Tuesday, August 18, 2009

"Laptop backlash" a phony trend?


My Aug. 6 blogpost (see below) quoted a Wall Street Journal story asserting that certain Manhattan coffee shops were restricting laptops from sucking their free wireless teats. Too many squatters trying to save home-office money, etc.

Now an article in Slate (the laptop reference is a few paragraphs down) maintains the whole thing is a made-up story about a trend that really isn't a trend, that a few coffee shops are not statistically significant.

That could well be. This, after all, is August, when news is slow and good stories hard to find. The media likes to invent phony trends to keep readers interested. (I recall one in a certain Chicago newspaper about men's boxers outselling briefs, shortly after some airheaded newslout asked President Clinton about his underwear preference.)

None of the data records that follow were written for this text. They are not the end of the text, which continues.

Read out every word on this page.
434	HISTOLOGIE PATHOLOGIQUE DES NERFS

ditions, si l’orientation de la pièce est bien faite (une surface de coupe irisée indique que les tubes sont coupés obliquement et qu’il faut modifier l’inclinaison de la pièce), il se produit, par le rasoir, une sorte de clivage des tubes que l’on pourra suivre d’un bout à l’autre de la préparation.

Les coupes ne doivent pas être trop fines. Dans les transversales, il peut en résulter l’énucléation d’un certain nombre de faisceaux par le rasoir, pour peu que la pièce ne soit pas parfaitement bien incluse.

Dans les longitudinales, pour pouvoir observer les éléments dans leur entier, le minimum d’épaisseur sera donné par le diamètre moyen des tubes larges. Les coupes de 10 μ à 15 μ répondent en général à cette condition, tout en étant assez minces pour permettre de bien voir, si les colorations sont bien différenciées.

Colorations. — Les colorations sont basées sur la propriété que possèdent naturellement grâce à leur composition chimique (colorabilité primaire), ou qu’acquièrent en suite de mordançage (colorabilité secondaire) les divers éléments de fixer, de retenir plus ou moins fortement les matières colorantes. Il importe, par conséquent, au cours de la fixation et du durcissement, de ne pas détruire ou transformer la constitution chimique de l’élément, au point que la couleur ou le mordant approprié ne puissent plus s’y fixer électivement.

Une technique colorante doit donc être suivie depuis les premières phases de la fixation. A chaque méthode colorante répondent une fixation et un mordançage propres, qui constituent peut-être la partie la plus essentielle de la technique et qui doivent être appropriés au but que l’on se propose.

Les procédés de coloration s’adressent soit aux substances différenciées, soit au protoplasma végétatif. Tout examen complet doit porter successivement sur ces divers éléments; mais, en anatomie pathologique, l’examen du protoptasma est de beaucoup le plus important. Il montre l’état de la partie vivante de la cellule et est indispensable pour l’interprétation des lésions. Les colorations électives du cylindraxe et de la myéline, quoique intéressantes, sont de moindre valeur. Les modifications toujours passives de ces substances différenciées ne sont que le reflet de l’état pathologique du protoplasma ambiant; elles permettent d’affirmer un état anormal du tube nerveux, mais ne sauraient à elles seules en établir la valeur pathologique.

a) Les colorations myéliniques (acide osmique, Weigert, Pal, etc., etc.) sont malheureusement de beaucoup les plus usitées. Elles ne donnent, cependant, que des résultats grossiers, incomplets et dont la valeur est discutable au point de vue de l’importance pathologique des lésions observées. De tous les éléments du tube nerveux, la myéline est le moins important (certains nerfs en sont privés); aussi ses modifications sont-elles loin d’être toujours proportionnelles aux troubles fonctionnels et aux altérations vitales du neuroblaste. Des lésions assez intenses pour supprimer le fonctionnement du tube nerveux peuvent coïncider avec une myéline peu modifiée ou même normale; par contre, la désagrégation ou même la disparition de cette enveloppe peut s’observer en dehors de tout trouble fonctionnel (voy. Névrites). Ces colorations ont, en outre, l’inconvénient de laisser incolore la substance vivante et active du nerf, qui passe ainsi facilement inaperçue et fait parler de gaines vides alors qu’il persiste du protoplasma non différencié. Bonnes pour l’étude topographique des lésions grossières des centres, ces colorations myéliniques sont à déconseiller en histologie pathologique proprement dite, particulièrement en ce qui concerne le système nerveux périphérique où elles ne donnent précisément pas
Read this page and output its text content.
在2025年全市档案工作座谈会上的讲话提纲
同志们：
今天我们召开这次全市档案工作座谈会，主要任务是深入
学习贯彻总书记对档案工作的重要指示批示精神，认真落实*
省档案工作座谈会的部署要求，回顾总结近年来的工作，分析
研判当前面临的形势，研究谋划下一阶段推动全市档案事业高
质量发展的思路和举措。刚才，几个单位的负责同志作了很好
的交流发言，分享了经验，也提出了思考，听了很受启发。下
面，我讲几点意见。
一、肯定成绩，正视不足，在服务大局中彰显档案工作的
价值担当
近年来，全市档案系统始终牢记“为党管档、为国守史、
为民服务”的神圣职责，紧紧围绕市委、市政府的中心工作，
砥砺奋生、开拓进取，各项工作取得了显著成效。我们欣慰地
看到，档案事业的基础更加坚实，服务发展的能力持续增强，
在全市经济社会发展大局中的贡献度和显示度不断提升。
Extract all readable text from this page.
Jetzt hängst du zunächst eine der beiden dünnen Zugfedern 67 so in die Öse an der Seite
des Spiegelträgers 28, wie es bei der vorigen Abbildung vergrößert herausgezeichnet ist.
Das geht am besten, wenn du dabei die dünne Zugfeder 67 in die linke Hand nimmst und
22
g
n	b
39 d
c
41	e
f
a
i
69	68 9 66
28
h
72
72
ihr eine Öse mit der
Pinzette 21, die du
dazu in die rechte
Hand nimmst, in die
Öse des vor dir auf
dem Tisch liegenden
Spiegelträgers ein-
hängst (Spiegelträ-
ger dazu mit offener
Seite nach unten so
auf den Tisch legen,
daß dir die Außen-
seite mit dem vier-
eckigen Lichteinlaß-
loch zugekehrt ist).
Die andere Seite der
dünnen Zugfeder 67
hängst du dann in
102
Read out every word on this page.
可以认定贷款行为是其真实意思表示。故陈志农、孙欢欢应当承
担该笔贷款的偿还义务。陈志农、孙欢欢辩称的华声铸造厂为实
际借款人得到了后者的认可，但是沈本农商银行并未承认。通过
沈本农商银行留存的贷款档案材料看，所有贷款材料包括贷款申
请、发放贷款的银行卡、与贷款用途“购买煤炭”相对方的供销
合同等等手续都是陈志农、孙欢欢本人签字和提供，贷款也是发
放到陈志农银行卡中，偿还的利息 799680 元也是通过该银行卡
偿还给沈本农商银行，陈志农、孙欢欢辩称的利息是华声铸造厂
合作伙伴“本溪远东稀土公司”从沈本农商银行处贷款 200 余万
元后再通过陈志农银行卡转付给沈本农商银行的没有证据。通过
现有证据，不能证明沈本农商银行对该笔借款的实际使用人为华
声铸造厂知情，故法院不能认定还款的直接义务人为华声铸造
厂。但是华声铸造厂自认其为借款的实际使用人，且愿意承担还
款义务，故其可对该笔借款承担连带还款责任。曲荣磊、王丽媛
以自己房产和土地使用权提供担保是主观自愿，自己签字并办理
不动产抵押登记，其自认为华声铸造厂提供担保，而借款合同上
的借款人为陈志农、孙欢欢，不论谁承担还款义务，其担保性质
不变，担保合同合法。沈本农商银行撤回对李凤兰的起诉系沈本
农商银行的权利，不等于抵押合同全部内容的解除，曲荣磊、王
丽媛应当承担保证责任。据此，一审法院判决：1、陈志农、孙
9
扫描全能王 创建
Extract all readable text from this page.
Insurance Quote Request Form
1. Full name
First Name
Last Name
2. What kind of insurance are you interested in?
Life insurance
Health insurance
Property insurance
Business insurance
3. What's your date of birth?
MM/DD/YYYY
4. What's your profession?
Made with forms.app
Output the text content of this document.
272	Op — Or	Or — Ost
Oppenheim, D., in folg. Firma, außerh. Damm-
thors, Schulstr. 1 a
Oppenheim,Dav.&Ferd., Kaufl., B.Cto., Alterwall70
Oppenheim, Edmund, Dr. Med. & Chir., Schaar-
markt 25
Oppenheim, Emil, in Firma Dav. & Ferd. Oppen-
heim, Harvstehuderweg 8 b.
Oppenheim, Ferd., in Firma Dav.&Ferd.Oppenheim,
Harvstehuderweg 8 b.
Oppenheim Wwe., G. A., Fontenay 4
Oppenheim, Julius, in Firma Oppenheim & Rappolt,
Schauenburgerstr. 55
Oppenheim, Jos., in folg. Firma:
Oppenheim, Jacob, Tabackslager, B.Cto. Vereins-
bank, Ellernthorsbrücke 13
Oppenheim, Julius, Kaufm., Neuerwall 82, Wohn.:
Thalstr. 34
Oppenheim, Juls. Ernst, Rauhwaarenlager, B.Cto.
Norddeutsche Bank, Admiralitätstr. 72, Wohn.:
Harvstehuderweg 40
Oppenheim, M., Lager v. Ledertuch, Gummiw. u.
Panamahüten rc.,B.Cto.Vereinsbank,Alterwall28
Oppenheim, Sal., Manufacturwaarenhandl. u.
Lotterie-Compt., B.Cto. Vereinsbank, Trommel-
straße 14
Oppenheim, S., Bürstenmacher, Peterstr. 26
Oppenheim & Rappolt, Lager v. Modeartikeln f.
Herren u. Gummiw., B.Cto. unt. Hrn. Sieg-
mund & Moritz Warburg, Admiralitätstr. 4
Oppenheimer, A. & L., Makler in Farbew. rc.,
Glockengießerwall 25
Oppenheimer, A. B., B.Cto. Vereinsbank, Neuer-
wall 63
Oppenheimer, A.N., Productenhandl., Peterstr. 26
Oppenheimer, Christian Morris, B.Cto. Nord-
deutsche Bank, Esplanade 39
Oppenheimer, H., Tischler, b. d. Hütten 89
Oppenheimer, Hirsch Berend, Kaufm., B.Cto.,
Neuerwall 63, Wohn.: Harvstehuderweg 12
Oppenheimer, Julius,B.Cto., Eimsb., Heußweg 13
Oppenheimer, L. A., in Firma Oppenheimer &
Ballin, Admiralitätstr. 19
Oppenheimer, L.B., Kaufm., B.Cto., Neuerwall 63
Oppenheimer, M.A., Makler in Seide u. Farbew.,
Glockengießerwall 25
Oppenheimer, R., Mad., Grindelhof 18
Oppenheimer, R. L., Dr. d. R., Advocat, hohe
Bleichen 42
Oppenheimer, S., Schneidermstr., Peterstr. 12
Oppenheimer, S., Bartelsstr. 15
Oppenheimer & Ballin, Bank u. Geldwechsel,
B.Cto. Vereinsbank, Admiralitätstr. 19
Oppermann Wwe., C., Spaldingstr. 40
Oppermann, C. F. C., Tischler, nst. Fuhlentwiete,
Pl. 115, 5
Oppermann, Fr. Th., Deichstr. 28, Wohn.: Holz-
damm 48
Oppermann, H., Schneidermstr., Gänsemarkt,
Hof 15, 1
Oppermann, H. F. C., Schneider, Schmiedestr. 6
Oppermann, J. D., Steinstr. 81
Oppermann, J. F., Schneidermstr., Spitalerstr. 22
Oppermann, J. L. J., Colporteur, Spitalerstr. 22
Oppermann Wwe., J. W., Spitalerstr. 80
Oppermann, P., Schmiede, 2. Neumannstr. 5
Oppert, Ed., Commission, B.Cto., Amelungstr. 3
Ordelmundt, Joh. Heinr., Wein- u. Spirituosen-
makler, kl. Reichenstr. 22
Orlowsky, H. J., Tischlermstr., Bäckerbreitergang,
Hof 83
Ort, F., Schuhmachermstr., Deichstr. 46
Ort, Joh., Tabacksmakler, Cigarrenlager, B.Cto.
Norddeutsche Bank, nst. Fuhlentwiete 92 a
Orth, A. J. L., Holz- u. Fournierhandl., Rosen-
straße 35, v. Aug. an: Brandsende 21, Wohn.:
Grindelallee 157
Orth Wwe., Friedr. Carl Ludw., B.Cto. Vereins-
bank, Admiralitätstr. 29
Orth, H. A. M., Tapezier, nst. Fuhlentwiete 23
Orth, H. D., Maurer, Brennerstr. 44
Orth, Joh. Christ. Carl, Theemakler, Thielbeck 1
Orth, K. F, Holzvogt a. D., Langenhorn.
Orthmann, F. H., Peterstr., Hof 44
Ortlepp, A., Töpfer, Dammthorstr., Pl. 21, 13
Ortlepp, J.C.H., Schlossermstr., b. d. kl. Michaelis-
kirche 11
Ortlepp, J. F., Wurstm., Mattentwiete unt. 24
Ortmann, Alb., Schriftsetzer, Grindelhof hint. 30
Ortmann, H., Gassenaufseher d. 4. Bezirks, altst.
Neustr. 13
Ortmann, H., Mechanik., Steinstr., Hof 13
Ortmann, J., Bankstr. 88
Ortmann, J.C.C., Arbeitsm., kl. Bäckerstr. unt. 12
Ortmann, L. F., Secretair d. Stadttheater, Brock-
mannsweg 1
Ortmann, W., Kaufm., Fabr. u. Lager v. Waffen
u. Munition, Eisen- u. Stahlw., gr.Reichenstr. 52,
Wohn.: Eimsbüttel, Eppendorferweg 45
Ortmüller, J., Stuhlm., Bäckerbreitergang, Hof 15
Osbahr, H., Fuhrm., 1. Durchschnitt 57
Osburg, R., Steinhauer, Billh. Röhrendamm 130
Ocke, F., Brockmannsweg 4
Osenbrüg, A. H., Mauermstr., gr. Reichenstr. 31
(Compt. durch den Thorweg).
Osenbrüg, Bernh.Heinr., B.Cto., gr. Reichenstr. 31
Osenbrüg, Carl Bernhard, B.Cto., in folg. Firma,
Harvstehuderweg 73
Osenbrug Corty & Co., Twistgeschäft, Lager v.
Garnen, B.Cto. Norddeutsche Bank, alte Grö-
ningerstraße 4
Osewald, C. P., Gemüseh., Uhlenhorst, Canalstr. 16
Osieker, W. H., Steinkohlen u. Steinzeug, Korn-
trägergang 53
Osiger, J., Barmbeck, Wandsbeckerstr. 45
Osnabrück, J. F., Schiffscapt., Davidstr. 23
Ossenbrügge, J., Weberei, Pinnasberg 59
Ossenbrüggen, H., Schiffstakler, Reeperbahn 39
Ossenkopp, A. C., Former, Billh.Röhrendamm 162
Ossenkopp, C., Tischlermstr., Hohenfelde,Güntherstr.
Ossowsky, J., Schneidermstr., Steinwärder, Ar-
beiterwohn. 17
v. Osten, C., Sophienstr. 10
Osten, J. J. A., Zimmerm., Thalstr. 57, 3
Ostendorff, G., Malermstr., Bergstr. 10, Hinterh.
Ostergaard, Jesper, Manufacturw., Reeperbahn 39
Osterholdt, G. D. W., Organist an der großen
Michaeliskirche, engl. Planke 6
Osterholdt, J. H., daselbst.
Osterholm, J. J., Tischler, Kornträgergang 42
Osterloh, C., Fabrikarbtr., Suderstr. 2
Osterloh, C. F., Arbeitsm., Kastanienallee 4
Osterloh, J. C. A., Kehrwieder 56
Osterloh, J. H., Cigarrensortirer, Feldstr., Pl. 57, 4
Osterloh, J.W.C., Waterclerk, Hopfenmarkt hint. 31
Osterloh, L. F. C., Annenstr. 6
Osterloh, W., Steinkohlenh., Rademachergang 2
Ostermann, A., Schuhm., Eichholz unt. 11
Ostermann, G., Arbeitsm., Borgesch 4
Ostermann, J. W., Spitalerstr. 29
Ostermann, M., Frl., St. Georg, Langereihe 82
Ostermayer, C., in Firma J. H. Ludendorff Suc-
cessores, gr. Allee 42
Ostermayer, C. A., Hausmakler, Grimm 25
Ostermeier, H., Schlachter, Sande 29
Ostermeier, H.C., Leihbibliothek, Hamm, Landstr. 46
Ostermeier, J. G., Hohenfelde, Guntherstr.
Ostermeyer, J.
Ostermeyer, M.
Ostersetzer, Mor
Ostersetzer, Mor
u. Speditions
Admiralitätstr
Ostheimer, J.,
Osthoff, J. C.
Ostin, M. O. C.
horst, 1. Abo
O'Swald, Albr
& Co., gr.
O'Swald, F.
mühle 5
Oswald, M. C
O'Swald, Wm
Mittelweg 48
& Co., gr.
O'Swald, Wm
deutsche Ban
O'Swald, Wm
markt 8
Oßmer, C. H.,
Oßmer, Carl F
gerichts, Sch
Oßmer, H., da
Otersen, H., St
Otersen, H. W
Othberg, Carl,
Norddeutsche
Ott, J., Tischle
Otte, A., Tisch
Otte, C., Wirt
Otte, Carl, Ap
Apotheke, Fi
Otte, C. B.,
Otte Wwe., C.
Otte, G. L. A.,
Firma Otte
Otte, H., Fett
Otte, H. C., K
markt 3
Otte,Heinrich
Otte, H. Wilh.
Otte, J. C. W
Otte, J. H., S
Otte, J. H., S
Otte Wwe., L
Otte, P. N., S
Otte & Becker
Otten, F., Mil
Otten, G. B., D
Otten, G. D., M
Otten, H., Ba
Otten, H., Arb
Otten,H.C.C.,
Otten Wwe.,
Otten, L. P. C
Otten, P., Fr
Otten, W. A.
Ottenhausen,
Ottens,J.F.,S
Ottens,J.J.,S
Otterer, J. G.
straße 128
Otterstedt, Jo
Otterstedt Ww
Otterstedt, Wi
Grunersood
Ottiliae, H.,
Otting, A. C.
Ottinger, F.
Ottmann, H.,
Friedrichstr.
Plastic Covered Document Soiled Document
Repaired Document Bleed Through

Come to think of it, the only "restriction" I have seen on laptop use at the Panera Bread outlet I frequent with my Macbook and iPod Touch is a single sentence on the web login page asking folks not to hog the larger tables.

I still think government ought to provide free wireless everywhere, although entrepreneurs who want to make money will say no -- just as the profit-oriented medical-industrial complex says no to free health insurance for the needy, who increasingly are all of us.

1 comment:

  1. >>I still think government ought to provide free wireless everywhere...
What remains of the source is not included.